Stephen Hawking, known for his brilliance as an English theoretical physicist, has died at age 76 by the disease known as ALS, a disease he had willfully combatted for years. During these times Hawking had overcame the motor neurone disease by writing discoveries shedding light on unfound knowledge of the universe. His biggest discovery was with physicist Roger Penrose, as Hawking merged Einstein’s theory of relativity with quantum theory to produce the speculation that space and time would begin with the big bang and end with black holes. In his published papers he was known as proving the many worlds interpretation and quantum mechanics.
Hawking was not only a theoretical physicist, but also a best-selling author, a cosmologist, mathematician, astronomer and was the director of research at the Centre for Theoretical Cosmology. One of his best works was “A Brief History of Time” which has sold more than 10 million copies worldwide. His latest work, known as “A Smooth Exit from Eternal Inflation” consists of how the world we know will end in a great ball of fire, ceasing existence for the human race.
During his lifetime, Hawking was diagnosed with ALS in 1963, when he was only twenty-one years old. The disease, as doctors initially told him, would kill Hawking in only a few years. These “few years” however, turned out to be more than expected. Hawking didn’t give up in despair. Instead the scientist had adapted himself to his dilemma, using a speech synthesizer that allowed him to speak, and from then had progressed human society with sharp understanding of relativity and quantum mechanics.
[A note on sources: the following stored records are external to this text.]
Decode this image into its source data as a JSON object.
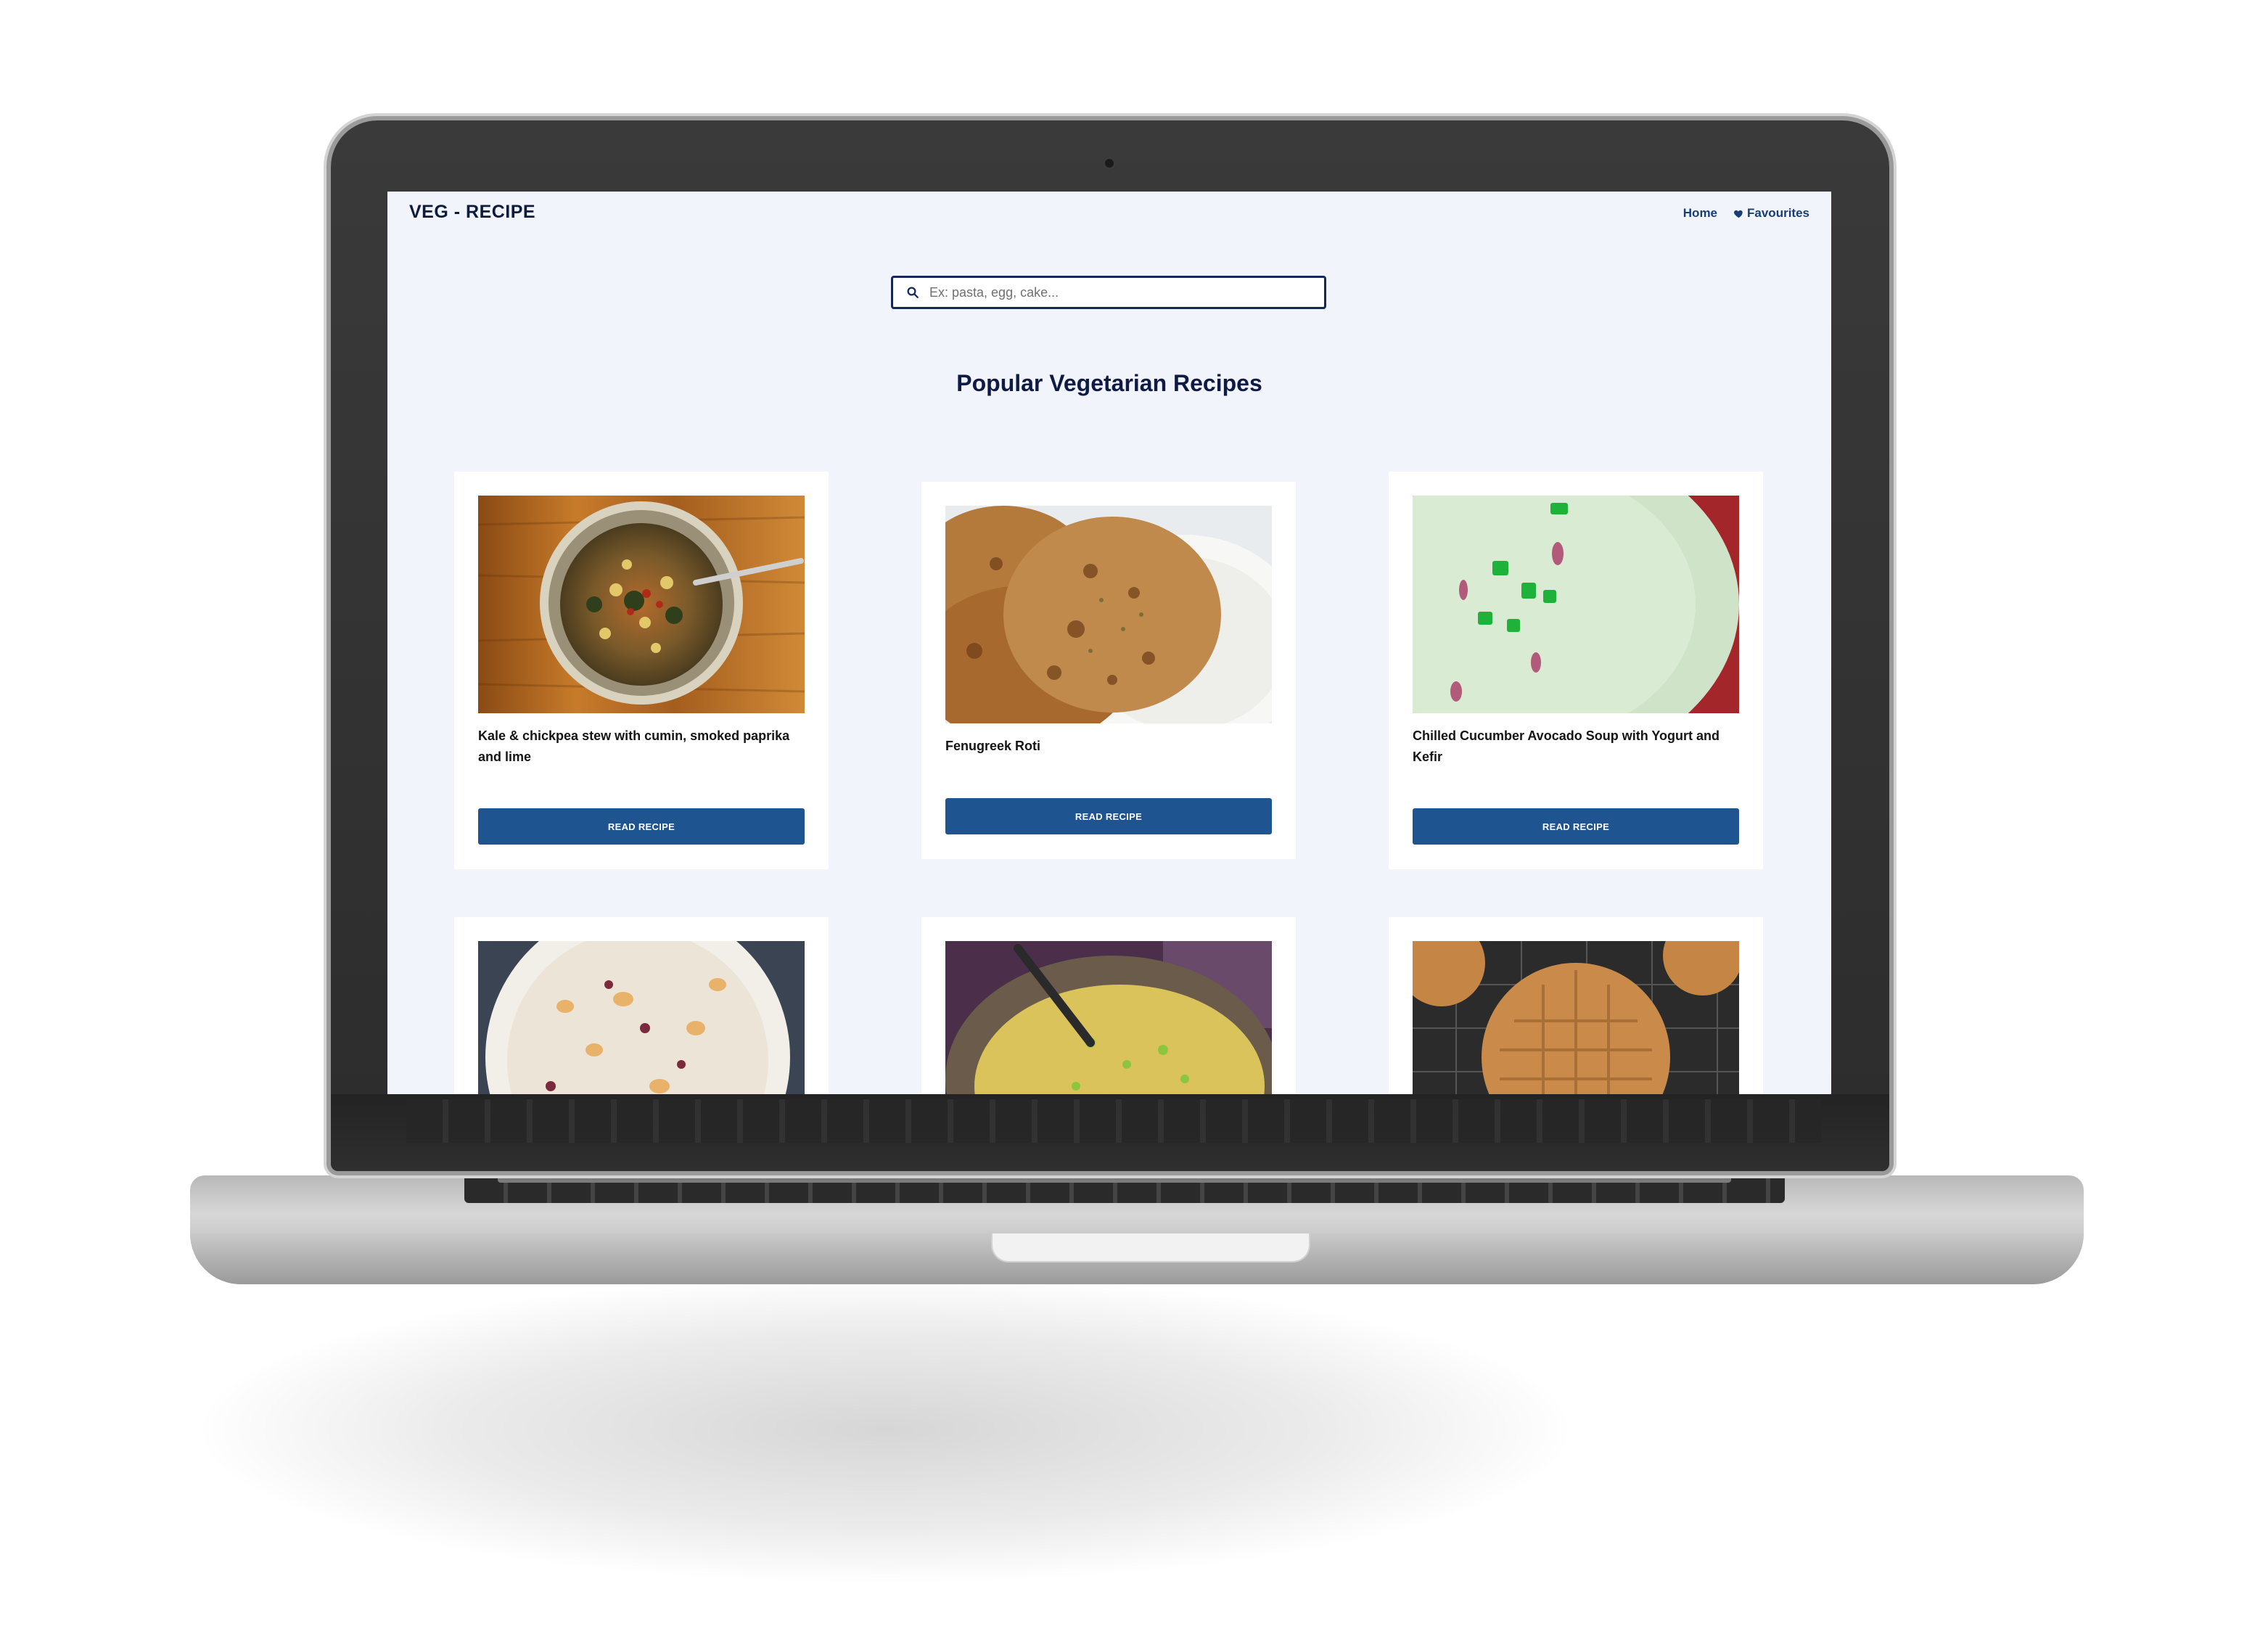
{
  "header": {
    "logo": "VEG - RECIPE",
    "nav": {
      "home": "Home",
      "favourites": "Favourites"
    }
  },
  "search": {
    "placeholder": "Ex: pasta, egg, cake..."
  },
  "main": {
    "heading": "Popular Vegetarian Recipes",
    "cards": [
      {
        "title": "Kale & chickpea stew with cumin, smoked paprika and lime",
        "button": "READ RECIPE",
        "image": "stew-bowl-photo"
      },
      {
        "title": "Fenugreek Roti",
        "button": "READ RECIPE",
        "image": "roti-flatbread-photo"
      },
      {
        "title": "Chilled Cucumber Avocado Soup with Yogurt and Kefir",
        "button": "READ RECIPE",
        "image": "green-soup-photo"
      },
      {
        "title": "",
        "button": "",
        "image": "oat-bowl-photo"
      },
      {
        "title": "",
        "button": "",
        "image": "quinoa-salad-photo"
      },
      {
        "title": "",
        "button": "",
        "image": "peanut-cookies-photo"
      }
    ]
  },
  "colors": {
    "accent": "#1e5590",
    "background": "#f1f5fb",
    "heading": "#0f1b44"
  },
  "icons": {
    "search": "search-icon",
    "favourites": "heart-icon"
  }
}
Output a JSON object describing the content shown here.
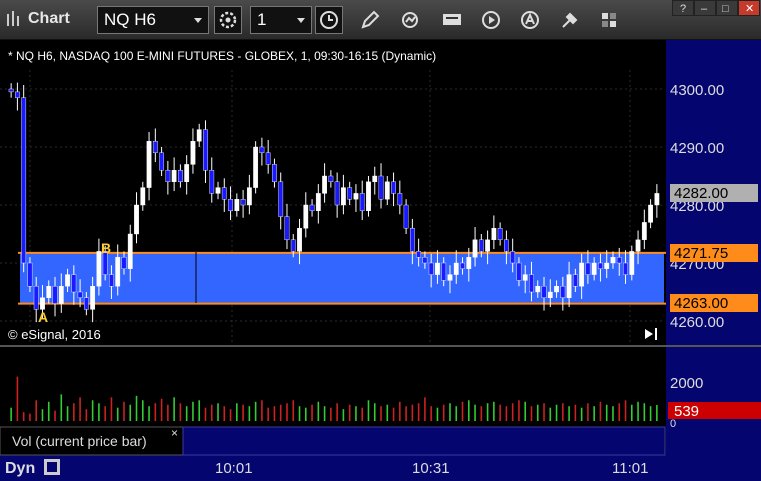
{
  "toolbar": {
    "title": "Chart",
    "symbol": "NQ H6",
    "interval": "1",
    "icons": [
      "chart-logo-icon",
      "gear-icon",
      "clock-icon",
      "pencil-icon",
      "cycle-icon",
      "get-icon",
      "play-icon",
      "alert-icon",
      "tools-icon",
      "color-icon"
    ],
    "window_buttons": [
      "help-icon",
      "minimize-icon",
      "maximize-icon",
      "close-icon"
    ],
    "window_glyphs": {
      "help": "?",
      "minimize": "–",
      "maximize": "□",
      "close": "✕"
    }
  },
  "chart": {
    "header": "* NQ H6, NASDAQ 100 E-MINI FUTURES - GLOBEX, 1, 09:30-16:15 (Dynamic)",
    "copyright": "© eSignal, 2016",
    "price_ticks": [
      "4300.00",
      "4290.00",
      "4280.00",
      "4270.00",
      "4260.00"
    ],
    "last_price": "4282.00",
    "upper_level": "4271.75",
    "lower_level": "4263.00",
    "marker_a": "A",
    "marker_b": "B",
    "volume_tick": "2000",
    "volume_tick_small": "0",
    "volume_last": "539",
    "volume_pane_label": "Vol (current price bar)",
    "volume_pane_close": "×",
    "time_ticks": [
      "10:01",
      "10:31",
      "11:01"
    ],
    "footer_mode": "Dyn",
    "footer_icon": "fit-icon",
    "colors": {
      "up_candle": "#ffffff",
      "down_candle": "#1a1aff",
      "zone_fill": "#3366ff",
      "level_line": "#ff8c1a",
      "last_price_badge": "#b0b0b0",
      "volume_up": "#33cc33",
      "volume_down": "#cc2222",
      "volume_badge": "#cc0000",
      "axis_bg": "#050570",
      "marker": "#ffcc33"
    }
  },
  "chart_data": {
    "type": "candlestick",
    "title": "* NQ H6, NASDAQ 100 E-MINI FUTURES - GLOBEX, 1, 09:30-16:15 (Dynamic)",
    "ylim": [
      4258,
      4307
    ],
    "xlabels": [
      "10:01",
      "10:31",
      "11:01"
    ],
    "shaded_zone": [
      4263.0,
      4271.75
    ],
    "closes": [
      4299.5,
      4298.5,
      4270,
      4266,
      4262,
      4264,
      4266,
      4263,
      4266,
      4268,
      4265,
      4264,
      4262,
      4266,
      4272,
      4268,
      4266,
      4271,
      4269,
      4275,
      4280,
      4283,
      4291,
      4289,
      4286,
      4284,
      4286,
      4284,
      4287,
      4291,
      4293,
      4286,
      4282,
      4283,
      4281,
      4279,
      4281,
      4280,
      4283,
      4290,
      4289,
      4287,
      4284,
      4278,
      4274,
      4272,
      4276,
      4280,
      4279,
      4282,
      4285,
      4284,
      4280,
      4283,
      4281,
      4282,
      4279,
      4284,
      4285,
      4281,
      4284,
      4282,
      4280,
      4276,
      4272,
      4271,
      4270,
      4268,
      4270,
      4267,
      4268,
      4270,
      4269,
      4271,
      4274,
      4272,
      4274,
      4276,
      4274,
      4272,
      4270,
      4267,
      4268,
      4265,
      4266,
      4264,
      4265,
      4266,
      4264,
      4268,
      4266,
      4270,
      4268,
      4270,
      4269,
      4270,
      4271,
      4270,
      4268,
      4272,
      4274,
      4277,
      4280,
      4282
    ],
    "volume": [
      450,
      1500,
      300,
      250,
      700,
      400,
      650,
      350,
      900,
      500,
      600,
      800,
      400,
      700,
      600,
      500,
      800,
      450,
      650,
      550,
      850,
      700,
      500,
      600,
      750,
      550,
      800,
      600,
      500,
      650,
      700,
      450,
      550,
      600,
      500,
      400,
      600,
      550,
      500,
      650,
      700,
      450,
      500,
      550,
      600,
      700,
      500,
      450,
      550,
      650,
      500,
      450,
      600,
      400,
      550,
      500,
      450,
      700,
      600,
      500,
      550,
      450,
      650,
      500,
      550,
      600,
      800,
      500,
      450,
      550,
      600,
      500,
      650,
      700,
      550,
      500,
      600,
      650,
      550,
      500,
      600,
      700,
      650,
      500,
      550,
      600,
      450,
      550,
      600,
      500,
      550,
      450,
      600,
      500,
      650,
      550,
      500,
      600,
      700,
      550,
      650,
      600,
      500,
      539
    ],
    "volume_ylim": [
      0,
      2400
    ],
    "last_price": 4282.0,
    "last_volume": 539
  }
}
“I try to lead as normal a life as possible, and not think about my condition, or regret the things it prevents me from doing, which are not that many.” Hawking wrote on his website.
Hawking was born in Oxford, England on Jan. 8, 1942, on the 300th anniversary of Galileo Galilei death. Galilei was a brilliant astronomer and physicist. As the years progressed from his elementary and high school years, Hawking began his university education at Oxford in 1959 at age 17, finding the academic work “ridiculously easy.” He began his professional career in 1966 by extending his singularity thesis, an advancement from his doctoral thesis.
At Cambridge, he held the position of Lucasian Professor of Mathematics. This prestigious post was previously held by one of the greatest scientists in modern history, Sir Isaac Newton, for thirty years until 2009. He focused his work on research for the Institute of Theoretical Cosmology. The year after, he published a work known as “Grand Design” with Leonard Mlodinow. When it was published, Hawking had announced to CNN that the creation of the universe can be explained without a one powerful creator.
“Gravity and quantum theory caused universes to be created spontaneously out of nothing,” Hawking told CNN in 2010. “God may exist, but science can explain the universe without the need for a creator.”
Hawking also added that science is increasingly answering questions that used to be a province for religion.
The scientist had attained 12 honorary degrees in his lifetime. One of his biggest honors however, was the CBE in 1982. This was also known as the Commander in the Most Excellent Order in the British Empire, and is considered a major honor for a British citizen, being one rank below knighthood. He was even awarded the Presidential Medal of Freedom in 2009 by U.S. President Barack Obama.
Many scientists deeply respect Hawking for his influential work and drive in the scientific fields. His passing has made a great impact on them all. Not only the scientists, but the whole world grieves for the departure of such a brilliant man. He was well known everywhere, being a public icon with his guests appearances and roles in numerous television shows and interviews. He was an inspiring figure who fought against the toughest odds and thrived on success through his unbeatable genius and willpower. We say goodbye to a legend.